Colwyn Bay content with its lot
Surrey 121 for 0 ( Ansari 55*, Burns 51*) trail Glamorgan 232 (Allenby 69, Tremlett 5-60, Curran 4-88) by 112 runs
So easy, it was, to argue that the eyes of the sporting world were elsewhere this summer Sunday in North Wales. Wimbledon, a Grand Prix and the Tour de Yorkshire all attracted the attention of armchair spectators and maybe persuaded a few that the Division Two match between Glamorgan and Surrey at Penrhyn Avenue could be disregarded until the morrow.
Yet the serried ranks of members and paying customers on all sides of this smartly-presented seaside ground with its glassy outfield and distinctive embankment offered plenty of evidence that the siren voice in the corner of the lounge had been resisted in favour of a day at the cricket. If so, the devotion of county game's faithful was rewarded by three sessions of rare entertainment.
At the end of it all, Surrey were completely in the ascendant. Their seamers dismissed Glamorgan for 232 and then put their feet up and watched with complete satisfaction as openers Rory Burns and Zafar Ansari replied with a deeply assured 121 for no wicket in 42 overs of controlled strokeplay. If you want to know how good a pitch is, goes the current motto, wait until both sides have batted on it. Well, the ease and composure of Burns and Ansari suggests that this is a decent wicket and the long final session threw the prodigality of a few home batsmen into rather sharp relief.

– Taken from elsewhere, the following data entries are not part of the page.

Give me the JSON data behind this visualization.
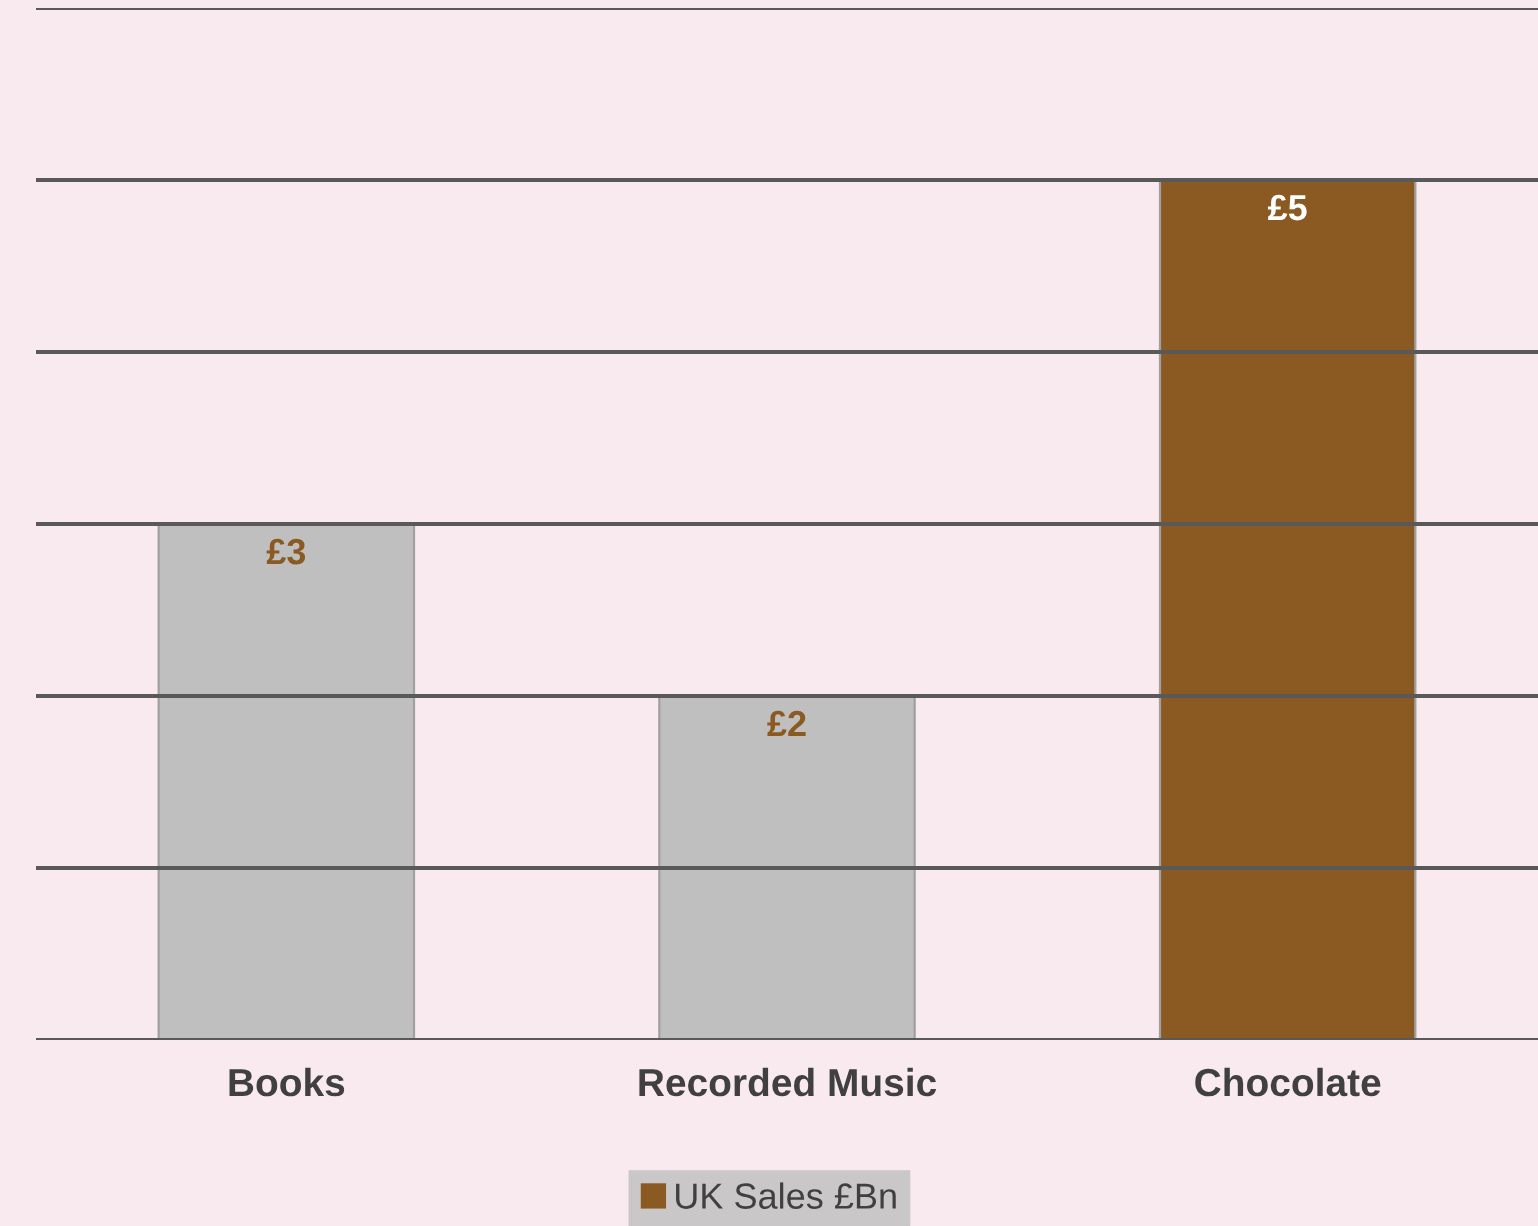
{
  "chart_data": {
    "type": "bar",
    "categories": [
      "Books",
      "Recorded Music",
      "Chocolate"
    ],
    "series": [
      {
        "name": "UK Sales £Bn",
        "color": "#8b5a23",
        "colors": [
          "#bfbfbf",
          "#bfbfbf",
          "#8b5a23"
        ],
        "values": [
          3,
          2,
          5
        ],
        "value_labels": [
          "£3",
          "£2",
          "£5"
        ]
      }
    ],
    "ylim": [
      0,
      6
    ],
    "yticks": [
      {
        "value": 0,
        "label": null
      },
      {
        "value": 1,
        "label": null
      },
      {
        "value": 2,
        "label": null
      },
      {
        "value": 3,
        "label": null
      },
      {
        "value": 4,
        "label": null
      },
      {
        "value": 5,
        "label": null
      },
      {
        "value": 6,
        "label": null
      }
    ],
    "grid": "y",
    "legend": "bottom",
    "tick_labels": "x"
  }
}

However, Burns and Ansari's careful devotion to their duties would not have been possible had not Chris Tremlett collected his second five-wicket return of the season by making good use of a pitch which still repaid attention to line and length. Nor would Tremlett's efforts have been as well rewarded had he not been so well supported by Tom Curran, who finished the innings with 4 for 88.
Tremlett's merit was especially noticeable in the morning session when he bowled Jacques Rudolph all ends up in his fourth over before trapping Ben Wright on the crease for a first ball lbw with the second delivery of his fifth. That dismissal sandwiched the removal of Will Bragg, who edged Tom Curran to first slip Solanki via the palms of his neighbour Jason Roy, and it left the home side on 15 for 3.
In the past such situations appeared almost to have been manufactured as opportunities for Murray Goodwin to display his patience and pugnacity, but the Zimbabawean's abilities seem not what they were and his rash cut gave Curran his second wicket of the morning. Goodwin turned on his heels and departed in fury; perhaps he knows that the runs will never be easy to come by again.
The rest of the session was dominated by Chris Cooke and Jim Allenby, both of whom took heavy toll of Matt Dunn, who followed three maidens with four overs costing 32 runs. The home side lunched on 81 for 4.
The afternoon's play followed a similar pattern: flurries of boundaries were almost exchanged for wickets but it was a deal which clearly suited Gary Wilson's bowlers. Cooke was lbw to Curran for 45 in the third over after the resumption and Mark Wallace nicked Dunn to the wicketkeeper to end a breathless eight-over period in which he and Allenby had added 54 runs. Most of these came off Dunn, who was brutally clipped and cut to the short boundary in front of the houses on the Gordon Avenue side of the ground.
By now, news was filtering though that Andrew Flintoff was playing for Lancashire and that the tennis was worth watching. It didn't matter; the Colwyn Bay crowd remained focused on their own side's shot-filled struggle to build a decent total
The Glamorgan score was 146 for 6 when Wallace departed, scarcely a crisis for the Surrey attack, one would think, yet Allenby's all-round talents have ruined many sides' plans over the years. Thus, it was a wise move for Wilson to recall Tremlett and his bowler responded by removing Allenby for a 69 which had included 13 polished boundaries, when a good length induced a drive and an edge to Roy in the slips.
Still the attack went on, this time in the muscular hands of Will Owen, who learned his cricket down the road in Prestatyn. Glamorgan's No9 whacked seven fours in his unbeaten 37, but the locals' premature plans to salute his fifty were stymied as Tremlett got rid of Dean Cosker and Michael Hogan, thereby ending the innings on what appears a plainly inadequate total. The innings had included 38 boundaries.
Burns and Ansari's approach to matters was more methodical and plainly less frenetic than that of Glamorgan's batsmen. By the end of the day it had paid substantial dividends, yet even as their bowlers were denied, the home supporters remained gripped by the cricket and hoped in vain for a breakthrough. Events in SW19 and even the reboations from Worcester were left for another day.